“They’ll never get me to write a letter to Dad,” he told himself, doggedly.
He was beginning to feel hungry, for he had a healthy appetite, but he pulled his belt tighter and resolved to fight it out. He began to examine the floor more carefully, knowing that darkness would necessarily limit his range of effort. Inch by inch he went over the rough boards, and at the far end of the room he made a discovery.
A stove had stood in a corner at some time and under it a section of the floor had been cut away, probably to allow the ashes to drop into the cellar of the old house. The boards had been replaced later, but he could see just where they joined to the rest of the floor, and there was space enough to insert his improvised lever under the end of the first board. Carefully he pried the first board loose and took it out.
To his surprise he found that he could put his arm through the hole and feel only the cold, damp air of the cellar beneath. A second board was soon taken out, and the opening was much bigger, though not large enough to admit his whole body. He went to work rapidly on the third board.
This was not nearly so easy. While he was working he could hear the old woman moving around the kitchen, washing dishes and humming to herself in a high, cracked tone.

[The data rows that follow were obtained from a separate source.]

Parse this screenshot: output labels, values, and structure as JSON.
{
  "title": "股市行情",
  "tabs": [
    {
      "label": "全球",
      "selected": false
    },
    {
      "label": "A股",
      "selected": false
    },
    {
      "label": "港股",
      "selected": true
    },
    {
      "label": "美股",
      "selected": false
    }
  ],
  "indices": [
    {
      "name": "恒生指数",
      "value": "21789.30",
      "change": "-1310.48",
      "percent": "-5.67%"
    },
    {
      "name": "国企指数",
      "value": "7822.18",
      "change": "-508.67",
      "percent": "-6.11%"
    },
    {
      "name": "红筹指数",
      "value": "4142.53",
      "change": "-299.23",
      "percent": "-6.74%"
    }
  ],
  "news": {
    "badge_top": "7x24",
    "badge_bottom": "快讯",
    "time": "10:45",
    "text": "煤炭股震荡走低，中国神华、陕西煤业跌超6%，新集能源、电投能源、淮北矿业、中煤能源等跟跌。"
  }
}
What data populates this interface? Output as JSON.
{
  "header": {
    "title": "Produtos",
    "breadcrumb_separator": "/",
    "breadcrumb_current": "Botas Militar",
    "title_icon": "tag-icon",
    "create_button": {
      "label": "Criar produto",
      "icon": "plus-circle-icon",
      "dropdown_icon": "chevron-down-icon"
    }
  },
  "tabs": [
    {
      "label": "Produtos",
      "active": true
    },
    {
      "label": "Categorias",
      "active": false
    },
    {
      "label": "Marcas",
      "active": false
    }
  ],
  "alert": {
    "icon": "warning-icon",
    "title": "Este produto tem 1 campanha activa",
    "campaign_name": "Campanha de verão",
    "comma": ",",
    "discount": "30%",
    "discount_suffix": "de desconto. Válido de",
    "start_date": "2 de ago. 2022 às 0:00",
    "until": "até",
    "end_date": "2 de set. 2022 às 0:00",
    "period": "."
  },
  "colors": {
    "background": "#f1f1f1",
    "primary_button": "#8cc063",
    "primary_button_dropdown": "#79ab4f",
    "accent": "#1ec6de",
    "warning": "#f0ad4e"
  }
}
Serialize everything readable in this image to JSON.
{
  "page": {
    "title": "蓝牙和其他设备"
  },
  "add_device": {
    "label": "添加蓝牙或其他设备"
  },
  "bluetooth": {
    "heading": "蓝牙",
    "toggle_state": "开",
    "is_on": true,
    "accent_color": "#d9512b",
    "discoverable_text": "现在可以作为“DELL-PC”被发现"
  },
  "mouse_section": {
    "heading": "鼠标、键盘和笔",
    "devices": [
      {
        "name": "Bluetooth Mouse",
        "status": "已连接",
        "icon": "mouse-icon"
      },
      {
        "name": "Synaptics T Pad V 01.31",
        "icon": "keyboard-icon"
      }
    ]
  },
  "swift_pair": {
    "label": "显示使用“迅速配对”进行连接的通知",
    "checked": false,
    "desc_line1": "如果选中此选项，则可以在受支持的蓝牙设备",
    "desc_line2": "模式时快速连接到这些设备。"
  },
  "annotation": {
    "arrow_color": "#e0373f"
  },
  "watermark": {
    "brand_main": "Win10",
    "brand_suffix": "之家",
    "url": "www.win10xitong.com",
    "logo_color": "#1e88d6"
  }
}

The men had gone to another part of the house and all, with the exception of the woman in the kitchen, was silent. Once he heard her approach his door and listen, and he became very quiet, scarcely daring to breathe. But she went away again and he continued his work.
At last the third board came up and the hole was large enough to permit him to go through. He lay on his stomach, peering down into the dark void, sickened by the rank, foul odor which rose in force to his nose. But he was unable to make out a thing in the dark hole, as he had not brought any matches with him from the sloop.
“Nothing to do but take a chance at it,” he decided. “Anything is better than staying here.”
He lowered himself over the hole, dropping his legs down slowly, until his body hung over the black pit. Down and down he went, until he hung by his finger tips. He had hoped to feel something beneath his feet, but there was nothing, so, with a prayer for his safety, he let go, and shot down into the inky blackness of the mysterious cellar.
7. Jim Starts Out
After Don left the sloop Jim busied himself in straightening up the little ship, talking to Terry as the latter wrote his letter home. When the sloop was in first class order Jim sat idly in the cockpit, watching the ocean and the shore alternately. After a time, wearying of doing nothing, he got out a book on navigation, and began to study it.